4. Observability: hand-rolled Langfuse instrumentation

  • We don’t use @arizeai/openinference-instrumentation-claude-agent-sdk — OTel v1/v2 incompatibility (detailed in III-2).
  • Three observation types: agent-turn (span) / claude-agent-llm (generation) / tool/<name> (tool).
  • PreToolUse → startToolObservation, PostToolUse → end().

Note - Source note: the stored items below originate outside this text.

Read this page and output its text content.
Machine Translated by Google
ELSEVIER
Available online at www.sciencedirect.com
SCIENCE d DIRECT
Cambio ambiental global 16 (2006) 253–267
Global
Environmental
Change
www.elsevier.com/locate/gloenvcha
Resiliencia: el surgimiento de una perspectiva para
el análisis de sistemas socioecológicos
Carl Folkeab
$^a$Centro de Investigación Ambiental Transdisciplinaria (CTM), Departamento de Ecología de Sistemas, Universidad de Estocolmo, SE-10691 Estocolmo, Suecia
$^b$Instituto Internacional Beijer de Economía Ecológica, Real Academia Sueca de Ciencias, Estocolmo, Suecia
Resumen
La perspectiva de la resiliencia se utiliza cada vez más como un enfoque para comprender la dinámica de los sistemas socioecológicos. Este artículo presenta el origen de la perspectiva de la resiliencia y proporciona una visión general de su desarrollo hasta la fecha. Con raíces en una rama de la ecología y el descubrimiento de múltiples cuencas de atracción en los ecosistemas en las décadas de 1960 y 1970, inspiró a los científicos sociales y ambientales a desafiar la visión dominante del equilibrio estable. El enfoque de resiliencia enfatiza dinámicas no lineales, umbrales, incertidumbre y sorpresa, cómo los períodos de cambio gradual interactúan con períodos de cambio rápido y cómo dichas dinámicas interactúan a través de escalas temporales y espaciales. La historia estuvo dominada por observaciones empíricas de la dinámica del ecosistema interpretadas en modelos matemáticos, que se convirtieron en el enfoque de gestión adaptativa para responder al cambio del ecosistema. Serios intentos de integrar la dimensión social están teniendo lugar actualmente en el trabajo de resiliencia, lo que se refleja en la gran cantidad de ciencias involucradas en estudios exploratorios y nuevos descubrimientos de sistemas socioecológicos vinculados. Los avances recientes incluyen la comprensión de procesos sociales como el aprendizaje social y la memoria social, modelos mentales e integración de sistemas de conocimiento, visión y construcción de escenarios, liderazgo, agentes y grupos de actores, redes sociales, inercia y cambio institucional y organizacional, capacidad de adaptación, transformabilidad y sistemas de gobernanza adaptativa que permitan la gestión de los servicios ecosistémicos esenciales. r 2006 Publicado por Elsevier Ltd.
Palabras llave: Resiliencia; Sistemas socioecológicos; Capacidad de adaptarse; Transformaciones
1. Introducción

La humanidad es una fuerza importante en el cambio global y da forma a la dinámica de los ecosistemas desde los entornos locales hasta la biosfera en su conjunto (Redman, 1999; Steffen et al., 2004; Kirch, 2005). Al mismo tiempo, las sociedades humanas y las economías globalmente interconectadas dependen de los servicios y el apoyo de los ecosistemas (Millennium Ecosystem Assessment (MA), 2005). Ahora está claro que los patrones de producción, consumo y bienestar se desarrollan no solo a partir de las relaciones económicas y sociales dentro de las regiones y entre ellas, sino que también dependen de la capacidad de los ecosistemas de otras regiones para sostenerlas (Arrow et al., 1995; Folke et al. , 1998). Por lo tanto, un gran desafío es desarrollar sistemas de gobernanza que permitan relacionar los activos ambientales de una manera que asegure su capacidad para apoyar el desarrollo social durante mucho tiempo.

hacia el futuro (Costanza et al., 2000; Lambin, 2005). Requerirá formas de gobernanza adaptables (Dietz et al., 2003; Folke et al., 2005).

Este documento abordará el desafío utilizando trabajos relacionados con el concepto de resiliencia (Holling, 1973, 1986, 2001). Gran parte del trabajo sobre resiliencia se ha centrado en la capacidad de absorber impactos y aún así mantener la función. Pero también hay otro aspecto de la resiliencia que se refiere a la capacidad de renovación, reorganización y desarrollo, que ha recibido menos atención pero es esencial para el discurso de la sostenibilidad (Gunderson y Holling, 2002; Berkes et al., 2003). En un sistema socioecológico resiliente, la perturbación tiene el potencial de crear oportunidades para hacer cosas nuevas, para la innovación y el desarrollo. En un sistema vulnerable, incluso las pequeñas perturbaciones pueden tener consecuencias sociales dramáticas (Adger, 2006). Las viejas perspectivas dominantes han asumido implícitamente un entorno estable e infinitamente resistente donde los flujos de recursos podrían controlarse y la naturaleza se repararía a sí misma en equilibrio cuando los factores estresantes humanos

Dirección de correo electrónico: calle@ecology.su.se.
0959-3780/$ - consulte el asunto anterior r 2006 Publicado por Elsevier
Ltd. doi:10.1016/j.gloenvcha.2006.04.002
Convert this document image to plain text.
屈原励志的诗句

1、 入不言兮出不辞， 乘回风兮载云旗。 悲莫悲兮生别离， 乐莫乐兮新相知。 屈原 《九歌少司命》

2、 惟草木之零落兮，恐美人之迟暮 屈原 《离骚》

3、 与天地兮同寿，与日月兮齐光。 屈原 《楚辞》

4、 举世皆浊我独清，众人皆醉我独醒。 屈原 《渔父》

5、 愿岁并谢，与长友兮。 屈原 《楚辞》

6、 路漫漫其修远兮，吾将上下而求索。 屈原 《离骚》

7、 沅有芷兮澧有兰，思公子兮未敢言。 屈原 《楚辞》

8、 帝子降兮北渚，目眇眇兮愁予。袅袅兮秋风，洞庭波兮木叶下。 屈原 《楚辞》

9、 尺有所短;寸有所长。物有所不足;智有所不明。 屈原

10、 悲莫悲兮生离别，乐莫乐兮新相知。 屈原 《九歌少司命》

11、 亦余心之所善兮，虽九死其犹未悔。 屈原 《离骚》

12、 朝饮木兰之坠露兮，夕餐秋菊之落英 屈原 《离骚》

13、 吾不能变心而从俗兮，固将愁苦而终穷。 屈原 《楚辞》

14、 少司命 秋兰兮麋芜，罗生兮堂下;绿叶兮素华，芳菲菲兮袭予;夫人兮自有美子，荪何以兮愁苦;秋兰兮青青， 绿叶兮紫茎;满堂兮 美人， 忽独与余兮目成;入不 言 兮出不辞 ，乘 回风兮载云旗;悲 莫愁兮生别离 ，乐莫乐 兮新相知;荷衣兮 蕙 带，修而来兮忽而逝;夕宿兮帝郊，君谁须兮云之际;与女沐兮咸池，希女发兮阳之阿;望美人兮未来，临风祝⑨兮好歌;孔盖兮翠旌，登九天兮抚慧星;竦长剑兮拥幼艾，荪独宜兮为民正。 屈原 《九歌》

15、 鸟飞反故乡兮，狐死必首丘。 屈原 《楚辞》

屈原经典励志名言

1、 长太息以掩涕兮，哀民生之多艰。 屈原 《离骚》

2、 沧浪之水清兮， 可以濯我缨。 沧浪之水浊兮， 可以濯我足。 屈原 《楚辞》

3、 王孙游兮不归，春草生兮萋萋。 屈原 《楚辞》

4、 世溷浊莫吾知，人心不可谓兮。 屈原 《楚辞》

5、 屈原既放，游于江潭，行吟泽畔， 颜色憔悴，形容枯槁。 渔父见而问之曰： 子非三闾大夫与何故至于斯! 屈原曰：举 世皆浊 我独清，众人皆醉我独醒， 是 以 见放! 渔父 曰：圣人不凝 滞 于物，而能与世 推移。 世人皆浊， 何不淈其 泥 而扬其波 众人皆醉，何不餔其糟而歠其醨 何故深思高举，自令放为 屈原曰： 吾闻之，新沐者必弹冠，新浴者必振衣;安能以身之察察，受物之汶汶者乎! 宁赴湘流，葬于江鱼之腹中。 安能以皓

That’s all of it. No LangChain, no LangGraph, no agent framework. The whole runtime fits in one head.

The good:

  • Streaming protocol, tool schema, provider abstraction — all maintained by Anthropic. They ship, we upgrade. Zero engineering on our side.
  • In-process import. No HTTP / IPC / gRPC layer.
  • A new engineer can read the agent-engine source in a day.

The bad:

  • We’re bound to the Anthropic API shape. Our primary model is MiniMax-M2.7 (more in III-2), served through MiniMax’s https://api.minimaxi.com/anthropic compatibility shim. That shim is a single point of risk — if MiniMax changes the protocol, or Anthropic ships a breaking SDK update, we break.
  • The SDK is closed source. We can’t fork it. Bugs are either worked around or waited on.
  • Performance ceiling moves with the SDK. They haven’t pushed streaming below 50ms yet, so neither have we.

Still unresolved:

  • Truly long tool calls. SDK tool execution is cooperative (PreToolUse → run → PostToolUse). A >1-minute call blocks the turn. We bolted bg-worker onto the side, but the SDK protocol itself should support fire-and-forget tools.
  • Multi-agent. The SDK only knows about a single agent. When we want to spawn a sub-agent inside a turn to run a skill (see I-3), we shell out to a claude -p CLI process instead of spawning inside the SDK. Two interfaces, two abstractions.
  • Local-model fallback. ANTHROPIC_BASE_URL is a single choice — MiniMax or Anthropic. No runtime fallback. Resilience is entirely a deploy-time decision.

Every time the SDK ships an update, we ask the same question: can we delete more code from agent-engine?

If the answer is no, the SDK isn’t growing. If the answer is yes, the SDK has absorbed something we previously had to backstop — and that’s what we want.

The ideal end state: agent-engine collapses to 50 lines of glue. The whole “agent runtime” concept disappears behind the SDK. The thinner the harness, the better.

We’re far from that day. But every line of OpenClaw-era residue we delete is a step in that direction.